Incidents of violence at work in the health care field have been increasing. Here's what you can do if it happens in your practice.

In the last year there have been reports of violence against health care workers, some even resulting in loss of life. If you’re confronted with an angry patient, what should you do to protect yourself, your staff and your patients?

Everyone in the health care field has watched as violence against health care workers has been increasing, especially post-pandemic. Violence against health care workers skyrocketed during the pandemic, with 44% of nurses reporting physical abuse and 68% reporting verbal abuse. Violence can not only come from patients and/or their families/caregivers, but also from other staff members. It's important that all members of your team are aware of what violence looks like and how to handle a situation where they feel threatened.

4 Types of Violence

Violence at work can be broken down into four categories:

  • Criminal Intent: Acts of terrorism, etc. usually no business relationship
  • Customer/client:  Violence while providing a service
  • Worker-on-worker: Violence between staff members
  • Personal relationship: Not a relationship with the business/service, but with the victim, such as domestic abuse

It is important that your program address all four components, even if you think they will never happen in your practice.

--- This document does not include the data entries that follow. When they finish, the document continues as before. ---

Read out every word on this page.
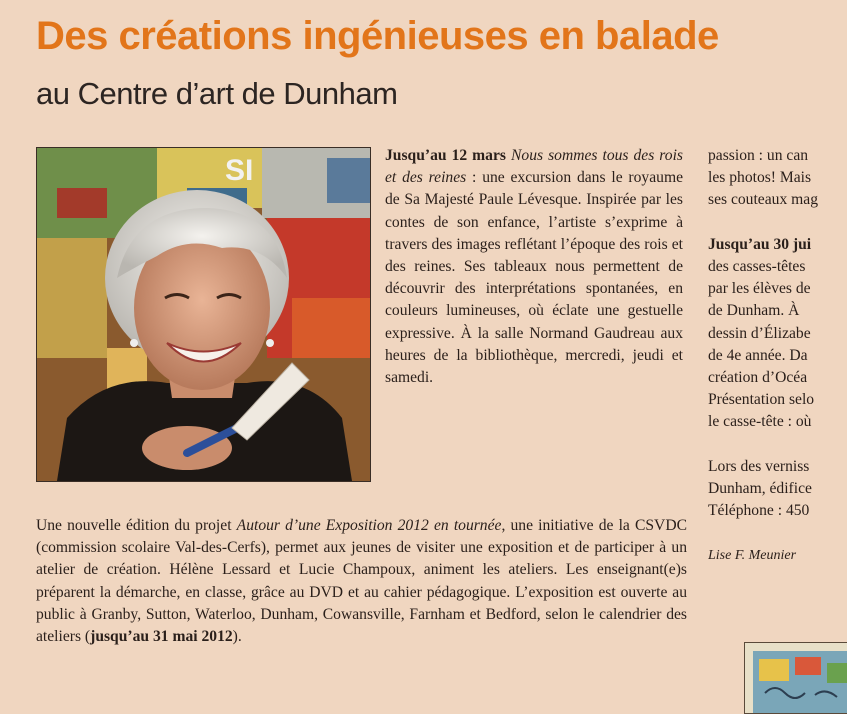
Des créations ingénieuses en balade
au Centre d’art de Dunham
SI	Jusqu’au 12 mars Nous sommes tous des rois et des reines : une excursion dans le royaume de Sa Majesté Paule Lévesque. Inspirée par les contes de son enfance, l’artiste s’exprime à travers des images reflétant l’époque des rois et des reines. Ses tableaux nous permettent de découvrir des interprétations spontanées, en couleurs lumineuses, où éclate une gestuelle expressive. À la salle Normand Gaudreau aux heures de la bibliothèque, mercredi, jeudi et samedi.

Une nouvelle édition du projet Autour d’une Exposition 2012 en tournée, une initiative de la CSVDC (commission scolaire Val-des-Cerfs), permet aux jeunes de visiter une exposition et de participer à un atelier de création. Hélène Lessard et Lucie Champoux, animent les ateliers. Les enseignant(e)s préparent la démarche, en classe, grâce au DVD et au cahier pédagogique. L’exposition est ouverte au public à Granby, Sutton, Waterloo, Dunham, Cowansville, Farnham et Bedford, selon le calendrier des ateliers (jusqu’au 31 mai 2012).

passion : un can
les photos! Mais
ses couteaux mag

Jusqu’au 30 jui
des casses-têtes
par les élèves de
de Dunham. À
dessin d’Élizabe
de 4e année. Da
création d’Océa
Présentation selo
le casse-tête : où

Lors des verniss
Dunham, édifice
Téléphone : 450

Lise F. Meunier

The most common question we receive from our practice managers is what they can do in the event they are threatened by a patient. Can they dismiss the patient immediately? The answer to that question is a resounding “yes.” If violent behavior is present, the patient can usually be dismissed from the practice immediately. The usual 30 days of care (depending on jurisdiction) to prevent an abandonment allegation is typically waived if a patient is violent.

Every state should take a cue from Illinois, where legislation was passed to reduce violence in health care. Regardless of your state, there are two very important takeaways from this legislation that every healthcare facility can use:

  • Post a sign in a very visible area which states: “Verbal abuse/aggression will not be tolerated and physical assault will be reported to law enforcement.”
  • Create a workplace violence program and provide services to those affected by violence. OSHA (Occupational Safety and Health Administration) provides guidance around workplace violence programs.